North Korean Hackers Weaponize Job Interviews in a Global Cyber Campaign

A new investigation has revealed how North Korean cyber operatives are transforming one of the most routine processes in modern business into a highly effective attack surface. According to researchers at Recorded Future’s Insikt Group, a coordinated campaign built around fake job interviews successfully reached more than 3,100 IP addresses and at least 20 organizations across multiple continents, with a particular focus on companies operating in cryptocurrency, artificial intelligence, and advanced technology.

The operation, tracked as PurpleBravo and also referred to as Contagious Interview, relied on deception rather than technical exploits alone. Threat actors posed as recruiters on professional networking platforms, primarily LinkedIn, using polished personas, AI-generated profile images, and fabricated corporate websites. Victims were drawn into what appeared to be legitimate hiring processes, complete with interviews and technical assessments, before being instructed to download coding projects hosted on GitHub.
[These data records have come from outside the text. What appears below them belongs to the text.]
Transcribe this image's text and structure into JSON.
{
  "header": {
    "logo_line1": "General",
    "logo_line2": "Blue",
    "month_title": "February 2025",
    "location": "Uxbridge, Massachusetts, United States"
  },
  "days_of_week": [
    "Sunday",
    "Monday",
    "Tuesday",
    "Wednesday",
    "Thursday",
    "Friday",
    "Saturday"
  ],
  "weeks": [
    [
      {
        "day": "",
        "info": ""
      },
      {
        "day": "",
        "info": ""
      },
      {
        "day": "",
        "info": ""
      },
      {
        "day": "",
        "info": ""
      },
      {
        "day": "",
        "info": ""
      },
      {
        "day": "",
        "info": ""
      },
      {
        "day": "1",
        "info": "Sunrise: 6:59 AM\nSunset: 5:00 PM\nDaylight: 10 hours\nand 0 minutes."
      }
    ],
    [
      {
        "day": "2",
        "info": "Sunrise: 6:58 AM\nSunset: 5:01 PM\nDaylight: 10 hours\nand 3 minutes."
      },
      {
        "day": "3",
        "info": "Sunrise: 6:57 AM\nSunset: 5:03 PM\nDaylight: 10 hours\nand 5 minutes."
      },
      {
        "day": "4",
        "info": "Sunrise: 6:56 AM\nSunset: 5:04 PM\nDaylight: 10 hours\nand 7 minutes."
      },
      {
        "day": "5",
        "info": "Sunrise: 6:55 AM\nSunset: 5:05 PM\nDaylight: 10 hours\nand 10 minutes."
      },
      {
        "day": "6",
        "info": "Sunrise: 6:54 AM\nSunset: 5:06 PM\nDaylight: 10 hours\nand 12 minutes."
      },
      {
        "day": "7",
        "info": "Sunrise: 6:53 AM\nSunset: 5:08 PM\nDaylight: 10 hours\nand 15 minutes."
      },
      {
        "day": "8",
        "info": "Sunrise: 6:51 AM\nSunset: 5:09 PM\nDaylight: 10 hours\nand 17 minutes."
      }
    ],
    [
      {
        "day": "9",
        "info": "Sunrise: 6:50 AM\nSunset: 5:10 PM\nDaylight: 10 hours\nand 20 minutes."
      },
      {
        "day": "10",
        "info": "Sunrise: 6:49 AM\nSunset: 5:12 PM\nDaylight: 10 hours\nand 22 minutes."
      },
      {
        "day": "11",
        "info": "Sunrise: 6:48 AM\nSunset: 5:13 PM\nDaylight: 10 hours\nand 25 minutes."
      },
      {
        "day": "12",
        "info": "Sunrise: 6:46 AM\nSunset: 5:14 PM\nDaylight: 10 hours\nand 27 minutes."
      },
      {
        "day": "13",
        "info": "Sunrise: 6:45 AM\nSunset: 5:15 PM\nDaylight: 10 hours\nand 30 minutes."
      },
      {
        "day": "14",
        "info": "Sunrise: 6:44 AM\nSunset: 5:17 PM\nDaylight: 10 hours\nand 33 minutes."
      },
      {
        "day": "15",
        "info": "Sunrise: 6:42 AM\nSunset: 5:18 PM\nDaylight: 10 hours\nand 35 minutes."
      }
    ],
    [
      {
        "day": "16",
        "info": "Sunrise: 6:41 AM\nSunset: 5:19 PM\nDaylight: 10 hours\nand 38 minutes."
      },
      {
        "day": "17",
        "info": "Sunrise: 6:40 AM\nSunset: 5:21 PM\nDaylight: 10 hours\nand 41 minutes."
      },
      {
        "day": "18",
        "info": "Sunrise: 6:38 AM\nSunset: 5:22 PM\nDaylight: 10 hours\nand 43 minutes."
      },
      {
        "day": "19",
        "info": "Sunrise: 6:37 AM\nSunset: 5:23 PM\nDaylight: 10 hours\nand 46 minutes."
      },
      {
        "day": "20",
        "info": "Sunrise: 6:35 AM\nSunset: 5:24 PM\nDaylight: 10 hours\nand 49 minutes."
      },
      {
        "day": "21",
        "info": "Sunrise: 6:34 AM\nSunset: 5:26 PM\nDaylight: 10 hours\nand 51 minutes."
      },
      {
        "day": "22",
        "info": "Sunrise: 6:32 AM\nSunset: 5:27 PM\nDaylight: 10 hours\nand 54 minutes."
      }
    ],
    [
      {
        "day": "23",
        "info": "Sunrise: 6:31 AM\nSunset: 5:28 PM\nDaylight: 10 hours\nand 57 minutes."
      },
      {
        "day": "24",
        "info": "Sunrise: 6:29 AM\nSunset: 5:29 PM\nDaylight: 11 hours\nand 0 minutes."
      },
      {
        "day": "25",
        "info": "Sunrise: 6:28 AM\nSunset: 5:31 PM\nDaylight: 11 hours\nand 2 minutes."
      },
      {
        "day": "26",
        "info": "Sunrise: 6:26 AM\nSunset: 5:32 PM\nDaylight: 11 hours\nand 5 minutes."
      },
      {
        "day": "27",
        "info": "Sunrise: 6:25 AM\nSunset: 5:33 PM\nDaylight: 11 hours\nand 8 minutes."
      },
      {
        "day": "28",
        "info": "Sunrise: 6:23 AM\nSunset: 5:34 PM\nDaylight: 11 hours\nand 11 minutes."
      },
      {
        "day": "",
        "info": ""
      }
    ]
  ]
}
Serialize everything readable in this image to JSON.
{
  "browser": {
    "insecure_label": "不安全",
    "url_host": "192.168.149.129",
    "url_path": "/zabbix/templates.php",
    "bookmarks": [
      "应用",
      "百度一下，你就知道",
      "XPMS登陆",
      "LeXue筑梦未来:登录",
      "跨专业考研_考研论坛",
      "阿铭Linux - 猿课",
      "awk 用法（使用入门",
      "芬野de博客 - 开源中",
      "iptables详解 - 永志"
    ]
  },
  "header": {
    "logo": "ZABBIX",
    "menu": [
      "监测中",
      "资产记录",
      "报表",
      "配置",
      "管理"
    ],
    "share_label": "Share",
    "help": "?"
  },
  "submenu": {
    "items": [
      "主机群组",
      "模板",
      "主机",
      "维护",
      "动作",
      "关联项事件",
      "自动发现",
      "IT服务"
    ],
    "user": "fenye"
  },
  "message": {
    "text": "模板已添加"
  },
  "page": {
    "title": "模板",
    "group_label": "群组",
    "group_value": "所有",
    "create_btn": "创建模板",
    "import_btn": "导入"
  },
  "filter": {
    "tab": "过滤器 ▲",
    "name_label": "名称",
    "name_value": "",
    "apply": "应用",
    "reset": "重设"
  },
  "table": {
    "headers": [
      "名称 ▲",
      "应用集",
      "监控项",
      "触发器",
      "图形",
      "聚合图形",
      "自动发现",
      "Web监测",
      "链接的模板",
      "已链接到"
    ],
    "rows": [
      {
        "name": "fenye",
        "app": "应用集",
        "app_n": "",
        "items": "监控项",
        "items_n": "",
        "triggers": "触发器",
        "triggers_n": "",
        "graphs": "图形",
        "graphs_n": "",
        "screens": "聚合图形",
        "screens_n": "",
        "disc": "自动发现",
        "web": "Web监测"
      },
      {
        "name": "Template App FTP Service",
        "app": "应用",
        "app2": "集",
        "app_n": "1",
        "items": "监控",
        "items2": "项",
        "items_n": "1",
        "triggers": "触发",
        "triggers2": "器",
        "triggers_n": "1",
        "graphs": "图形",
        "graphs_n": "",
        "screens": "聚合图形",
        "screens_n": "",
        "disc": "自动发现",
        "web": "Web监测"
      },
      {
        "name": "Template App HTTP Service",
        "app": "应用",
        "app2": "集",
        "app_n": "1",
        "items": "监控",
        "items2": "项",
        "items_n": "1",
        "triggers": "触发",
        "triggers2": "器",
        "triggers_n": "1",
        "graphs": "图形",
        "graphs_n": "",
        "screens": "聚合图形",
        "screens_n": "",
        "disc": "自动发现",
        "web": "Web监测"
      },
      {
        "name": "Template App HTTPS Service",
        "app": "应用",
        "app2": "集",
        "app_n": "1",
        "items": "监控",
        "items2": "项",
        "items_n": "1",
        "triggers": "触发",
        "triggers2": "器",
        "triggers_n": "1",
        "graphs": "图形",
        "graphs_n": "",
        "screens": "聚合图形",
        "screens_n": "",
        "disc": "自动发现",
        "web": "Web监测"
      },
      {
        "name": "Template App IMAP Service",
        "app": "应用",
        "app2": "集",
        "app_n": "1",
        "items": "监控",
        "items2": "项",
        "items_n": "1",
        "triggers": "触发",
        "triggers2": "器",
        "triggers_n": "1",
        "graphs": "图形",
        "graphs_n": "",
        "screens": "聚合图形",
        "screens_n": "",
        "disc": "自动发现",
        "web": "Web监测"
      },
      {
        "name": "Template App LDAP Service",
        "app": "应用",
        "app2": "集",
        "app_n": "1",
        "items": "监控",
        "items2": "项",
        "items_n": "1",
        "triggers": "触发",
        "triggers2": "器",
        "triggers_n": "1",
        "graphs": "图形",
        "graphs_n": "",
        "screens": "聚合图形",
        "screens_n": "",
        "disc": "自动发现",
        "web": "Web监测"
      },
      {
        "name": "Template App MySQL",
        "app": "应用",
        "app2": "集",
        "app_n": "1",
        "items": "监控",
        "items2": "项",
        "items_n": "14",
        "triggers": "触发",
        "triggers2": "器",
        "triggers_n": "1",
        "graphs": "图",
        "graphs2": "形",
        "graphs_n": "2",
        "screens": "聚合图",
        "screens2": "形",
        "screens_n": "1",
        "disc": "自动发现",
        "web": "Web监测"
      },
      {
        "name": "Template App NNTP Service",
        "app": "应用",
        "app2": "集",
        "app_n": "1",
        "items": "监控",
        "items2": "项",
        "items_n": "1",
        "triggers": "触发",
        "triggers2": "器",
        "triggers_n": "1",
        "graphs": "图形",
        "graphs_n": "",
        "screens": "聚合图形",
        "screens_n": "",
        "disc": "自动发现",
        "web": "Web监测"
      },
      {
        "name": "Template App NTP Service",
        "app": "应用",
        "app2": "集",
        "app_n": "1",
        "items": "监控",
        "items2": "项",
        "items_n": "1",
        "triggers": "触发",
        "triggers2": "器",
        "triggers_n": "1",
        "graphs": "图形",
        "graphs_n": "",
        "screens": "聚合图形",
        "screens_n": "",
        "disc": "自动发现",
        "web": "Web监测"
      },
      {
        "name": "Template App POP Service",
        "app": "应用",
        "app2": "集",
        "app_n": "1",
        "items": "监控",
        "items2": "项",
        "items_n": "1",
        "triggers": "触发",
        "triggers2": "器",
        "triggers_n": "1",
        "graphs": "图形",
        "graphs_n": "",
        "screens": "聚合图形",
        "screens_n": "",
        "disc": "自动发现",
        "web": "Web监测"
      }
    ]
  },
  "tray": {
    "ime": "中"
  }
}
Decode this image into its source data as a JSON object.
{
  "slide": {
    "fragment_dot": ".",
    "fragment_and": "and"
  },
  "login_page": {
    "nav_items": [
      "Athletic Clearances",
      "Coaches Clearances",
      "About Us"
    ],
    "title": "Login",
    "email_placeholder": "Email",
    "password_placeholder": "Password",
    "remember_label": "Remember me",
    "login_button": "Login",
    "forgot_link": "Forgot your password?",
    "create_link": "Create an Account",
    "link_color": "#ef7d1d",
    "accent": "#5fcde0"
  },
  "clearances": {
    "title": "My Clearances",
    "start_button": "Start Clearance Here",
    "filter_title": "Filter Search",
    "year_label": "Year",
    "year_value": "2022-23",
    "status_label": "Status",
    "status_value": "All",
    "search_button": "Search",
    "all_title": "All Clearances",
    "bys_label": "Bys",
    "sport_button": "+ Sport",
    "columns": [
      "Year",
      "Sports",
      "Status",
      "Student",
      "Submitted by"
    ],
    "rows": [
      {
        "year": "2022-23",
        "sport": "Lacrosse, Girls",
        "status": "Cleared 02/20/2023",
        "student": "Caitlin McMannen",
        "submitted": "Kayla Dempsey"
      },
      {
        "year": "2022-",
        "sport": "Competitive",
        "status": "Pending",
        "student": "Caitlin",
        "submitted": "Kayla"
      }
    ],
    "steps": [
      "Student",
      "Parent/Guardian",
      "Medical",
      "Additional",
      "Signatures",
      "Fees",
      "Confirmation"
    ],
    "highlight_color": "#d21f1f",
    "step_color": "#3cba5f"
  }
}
Those files were anything but benign. Security analysts identified malicious Microsoft Visual Studio Code projects that delivered backdoors such as BeaverTail, a JavaScript-based information stealer, and GolangGhost, a Go-powered remote access tool. The danger escalated when candidates completed these tasks on company-issued devices, a scenario that effectively bypassed perimeter defenses and introduced malware directly into corporate environments. As Recorded Future noted, this approach shifted risk from the individual job seeker to entire organizations.

Kenneth Kinion, chief executive of Validin, explained why the tactic has proven so effective. By targeting people actively seeking employment, attackers eliminate many of the usual warning signs. The process feels legitimate, personal, and time-sensitive, creating conditions where victims are less likely to question instructions that would otherwise raise red flags.

The campaign’s reach was global. Victims were identified in Belgium, Italy, the Netherlands, the United Arab Emirates, Vietnam, and several other countries, with the highest concentration of targeted IP addresses in South Asia and North America between August 2024 and September 2025. Researchers believe the confirmed cases represent only a fraction of the total impact, particularly given the supply chain risks posed by compromised technology firms with large client bases.

Behind the scenes, the technical infrastructure reflected a high level of operational maturity. The attackers managed multiple command-and-control networks spread across 17 hosting providers, administering them through Astrill VPN connections associated with Chinese IP ranges. Investigators observed operators working from China, Russia, and Pakistan, while using Russian IP addresses to access virtual private servers. The campaign also showed overlaps with another North Korean effort known as Wagemole, in which operatives seek unauthorized employment under stolen identities.

The financial stakes are significant. Blockchain analytics firm Chainalysis estimates that North Korean hacking groups stole $2.02 billion in cryptocurrency during 2025 alone, bringing their cumulative total to $6.75 billion. Those funds are widely believed to support Pyongyang’s weapons programs, underscoring how cybercrime has become a strategic revenue stream for the regime.

Security experts warn that this campaign illustrates a broader evolution in state-backed cyber operations. By blurring the line between ordinary business interactions and espionage, North Korean actors are exploiting trust, labor markets, and the global demand for technical talent. Organizations are now being urged to strengthen applicant verification, require live video interviews with identity checks, monitor development environments for anomalous behavior, and train staff to recognize that even a job offer can be a threat vector.